Offensive coordinator Mike Martz questioned his demeanor when he was working as an NFL Network analyst last year, but it's been nothing but sweet talk between them this season, even when Cutler was getting knocked around early on.

He got sacked six times in a 23-20 loss to Seattle at Soldier Field after sitting out the previous game with a concussion. The Bears were in the middle of a 1-3 slide back then that nearly ruined their season, but they're a different team these days.

They settled on their starting offensive line, committed to the run and cut back on the deep drops by Cutler. It all added up to seven wins in eight games before a loss at Green Bay in the regular-season finale and less wear-and-tear on their quarterback.

Cutler got sacked more times this season (52) than he did his first three combined in Denver (51), and he kept coming back for more. If all the hard hits bothered him, he never let on in public.

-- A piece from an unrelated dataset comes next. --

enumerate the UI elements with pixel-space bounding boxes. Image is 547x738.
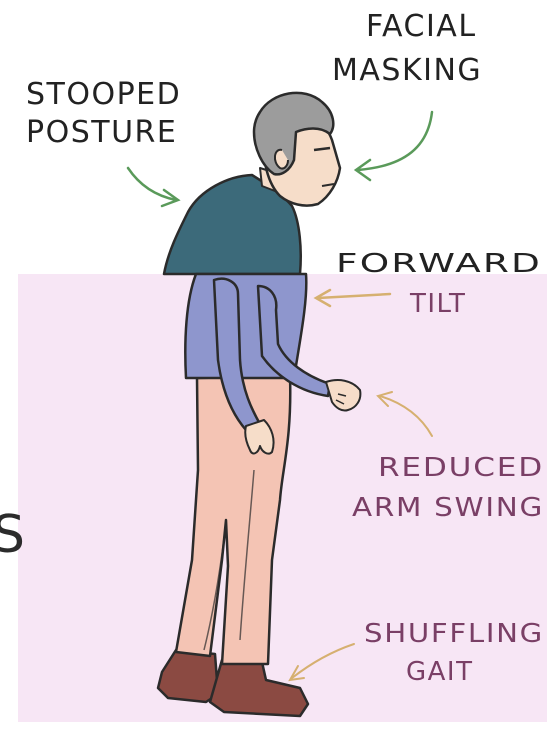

"Everyone else on the outside forms their opinion based on nothing, pretty much," tight end Greg Olsen said. "They don't know him. They've never really spoken to him in a formal setting. They've never really been out with him. It's just kind of interesting sometimes to hear people who have never met someone talk about how they know exactly what they are."

As center Olin Kreutz said, "Until they put cameras in the huddle and on the sideline and tape everything ... you'll never know who guys really are."

Cutler isn't putting out the welcome mat.

He often doesn't make eye contact, has been known to dismiss a question with a snort. Even so, there's a charitable side. A diabetic, he's been known to visit sick children in hospitals.

But there's also that disconnect.

"I don't worry about that," Cutler said. "I don't know what my public image is."

A poor performance on Sunday won't help it.

Not since he caught the winning 12-yard TD off a lateral to give Heritage Hills High in Lincoln City the Indiana Class 3A championship had Cutler led a winning team.

He didn't do it at Vanderbilt. He didn't do it in Denver, either.

Now, finally, in his fifth season and second with the Bears he's doing just that.

"I'm probably not the first quarterback that hasn't been in the playoffs in the first five years and probably won't be the last," he said. "We're in a good situation now. We've just got to take advantage of it."